三年ほど経た勉強会のある日、機会を得たと体感した私は「飾らせてもらってます」と本人に白状する。「やめてよ、そんな失敗作!」最初は憤り、後に照れくさそうに彼は言った。意に介さず「とても素晴らしいです」と返すと、真顔になり「先生には遠く及ばない」と肩を落とす。その姿に、書の、書家の厳しさを感じ、受けた衝撃の体感は暫く離れられなくなる。
森さんの心の眼は常に師を向いていた。「まだ及ばぬ、まだか、まだなのか、もっと、もっと近くに、もっと、もっと」 山のように書いてくる。文字通りの山。自分の目に適わないものは捨てた上で山を積む。ある日、「日にどれくらいですか?」と尋ねると、毎日、朝から晩まで、三百六十日はやっていると答え、「時間はこれ以上どうしようもない。恐らくね、何か秘密があるはずなんだよ」と師の手練手管を探求していた。そして研究を通し「紙や筆、道具が増えて仕方が無い」そう言って笑う。

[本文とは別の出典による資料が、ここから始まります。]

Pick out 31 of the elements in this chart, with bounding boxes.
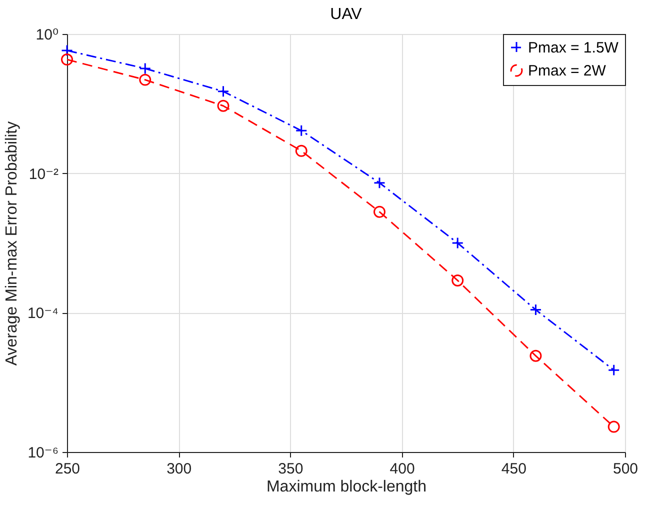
point (139, 74, 152, 86)
legend-label: Pmax = 2W (528, 62, 607, 80)
x-axis-title: Maximum block-length (266, 478, 427, 496)
legend-label: Pmax = 1.5W (528, 40, 620, 56)
y-tick-label: 10⁻⁶ (28, 444, 58, 462)
x-tick-label: 500 (612, 460, 638, 478)
point (295, 144, 308, 157)
point (608, 420, 620, 433)
x-tick-label: 350 (278, 460, 304, 478)
y-tick-label: 10⁰ (36, 26, 58, 44)
y-tick-label: 10⁻² (28, 166, 58, 183)
point (217, 85, 230, 98)
point (61, 44, 73, 56)
chart-title: UAV (330, 6, 362, 23)
point (452, 237, 464, 249)
point (530, 304, 542, 316)
x-tick-label: 300 (166, 460, 192, 478)
point (217, 100, 230, 112)
point (452, 274, 464, 286)
y-axis-title: Average Min-max Error Probability (3, 121, 20, 366)
point (373, 176, 386, 189)
x-tick-label: 250 (54, 460, 80, 478)
point (608, 364, 620, 376)
x-tick-label: 450 (501, 460, 526, 478)
point (139, 62, 152, 74)
y-tick-label: 10⁻⁴ (27, 305, 58, 322)
point (61, 54, 73, 66)
point (373, 206, 386, 218)
x-tick-label: 400 (390, 460, 415, 478)
point (295, 124, 308, 137)
point (530, 350, 542, 362)
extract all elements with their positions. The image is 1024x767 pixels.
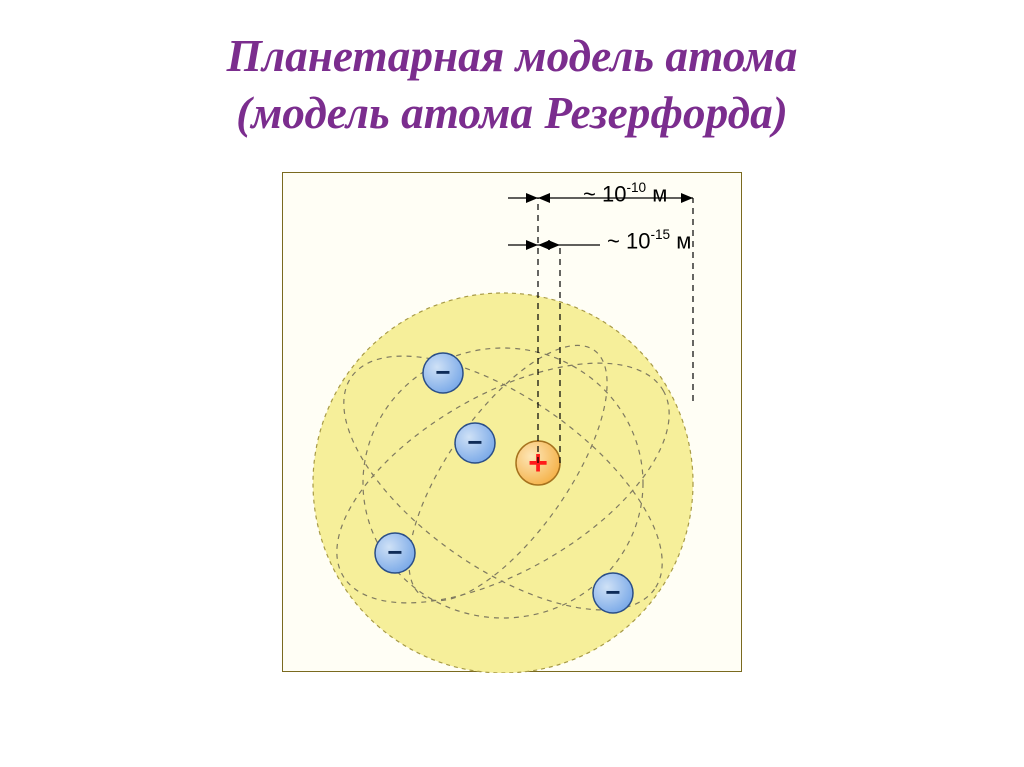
dim-suffix: м bbox=[670, 228, 691, 253]
dim-arrow-nucl-left bbox=[538, 240, 550, 250]
dim-prefix: ~ 10 bbox=[607, 228, 650, 253]
dim-exponent: -10 bbox=[626, 180, 646, 195]
dim-exponent: -15 bbox=[650, 227, 670, 242]
dim-suffix: м bbox=[646, 181, 667, 206]
dim-arrow-nucl-outer-l bbox=[526, 240, 538, 250]
title-line-2: (модель атома Резерфорда) bbox=[0, 85, 1024, 142]
atom-sphere bbox=[313, 293, 693, 673]
dim-arrow-atom-outer bbox=[526, 193, 538, 203]
page-title: Планетарная модель атома (модель атома Р… bbox=[0, 28, 1024, 141]
dim-arrow-atom-right bbox=[681, 193, 693, 203]
electron-minus-icon-1: − bbox=[467, 427, 482, 457]
atom-diameter-label: ~ 10-10 м bbox=[583, 181, 667, 207]
electron-minus-icon-0: − bbox=[435, 357, 450, 387]
nucleus-diameter-label: ~ 10-15 м bbox=[607, 228, 691, 254]
diagram-frame: +−−−− ~ 10-10 м ~ 10-15 м bbox=[282, 172, 742, 672]
electron-minus-icon-3: − bbox=[605, 577, 620, 607]
diagram-container: +−−−− ~ 10-10 м ~ 10-15 м bbox=[0, 172, 1024, 672]
title-line-1: Планетарная модель атома bbox=[0, 28, 1024, 85]
electron-minus-icon-2: − bbox=[387, 537, 402, 567]
dim-arrow-atom-left bbox=[538, 193, 550, 203]
dim-prefix: ~ 10 bbox=[583, 181, 626, 206]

時折見せる鋭さは、正面から真っ向勝負の袈裟斬りを挑み、一太刀浴びせるまでは下がらないといった迫力を伺わせた。寛翠氏を通し、道の厳しさを感じていた自分がいる。森さんのことだ、次なる世界でも筆をとっておられるのだろう。その目線はやっぱり師を向いているに違いない。